Bien sûr, nous savons en tant que psychanalystes que la vie charnelle peut être un piège pour le désir mais ce n'est pas parce que cela peut l'être que cela l'est toujours.De même, nous savons que la vie spirituelle - mais est-ce encore une vie spirituelle ? - nous savons que la vie spirituelle peut être une sorte de surnarcissisme : nous nous mettons à aimer, par exemple, nos propres paroles que nous disons à Dieu, nos mots, nos phonèmes que nous émettons vers Dieu ! Ce n'est pas parce que la prière risque d'être ceci qu'elle l'est toujours !La prière est au-delà de tous nos phonèmes, au-delà de tous les sons. Elle est dans un mutisme que ne connaissent pas les êtres humains entre eux. Un mutisme claironnant de désir dont tout homme, toute femme, à un moment de sa vie, sent la force qui l'appelle à vivre une vie spirituelle. Ce désir peut le rendre intrépide.

Je ne perçois plus la relation que vous faites entre cette vie spirituelle, scandale de la chair, et la « Sainte Famille ».

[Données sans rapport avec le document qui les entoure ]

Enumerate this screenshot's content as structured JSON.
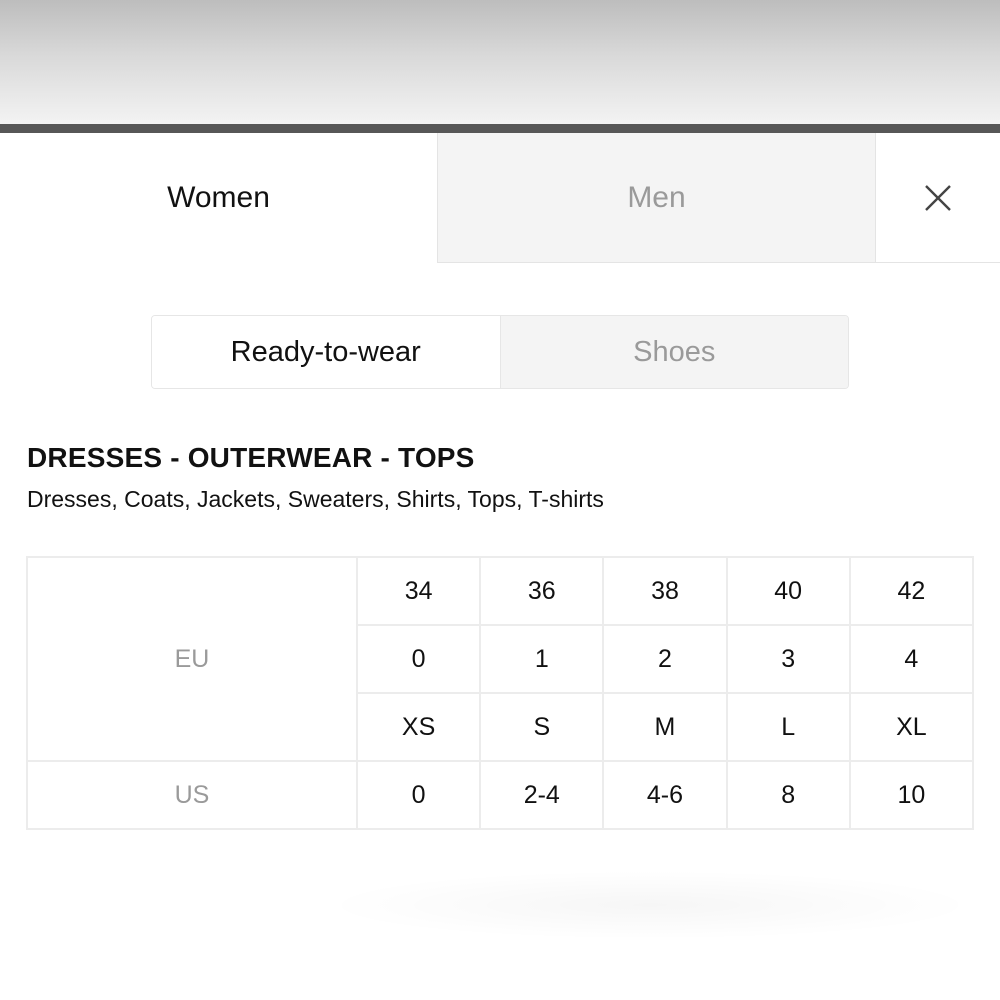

Mais la « Sainte Famille » qui n'en serait pas une puisqu'elle a l'air de ne pas être ordinaire quant au processus de la génitude sur le plan humain, cette famille focalise toutes les nécessités des processus de la génitude sur le plan spirituel. Elle indique comment on naît, comment on répond à la vie spirituelle.Vous voyez un homme qui croit en la parole, alors qu'il est dans un sommeil profond. Ceci n'est pas logique ! L'homme croit aux actes, à sa puissance de corps : à celle de son sexe dans laquelle, témoin de lui-même, il met sa fierté.

Vous voyez une femme, totalement impuissante, qui, éveillée, croit à la possibilité que Dieu se manifeste par elle !Tout ceci est complètement alogique, surréaliste et pourtant ils vivent tout à fait dans la vie de tous les jours. Ils partent en Egypte pour que Jésus échappe au massacre des soldats d'Hérode. Ils ne sont pas riches.Ce sont de petites gens qui ont l'intelligence de la chair, du coeur et de la vie spirituelle.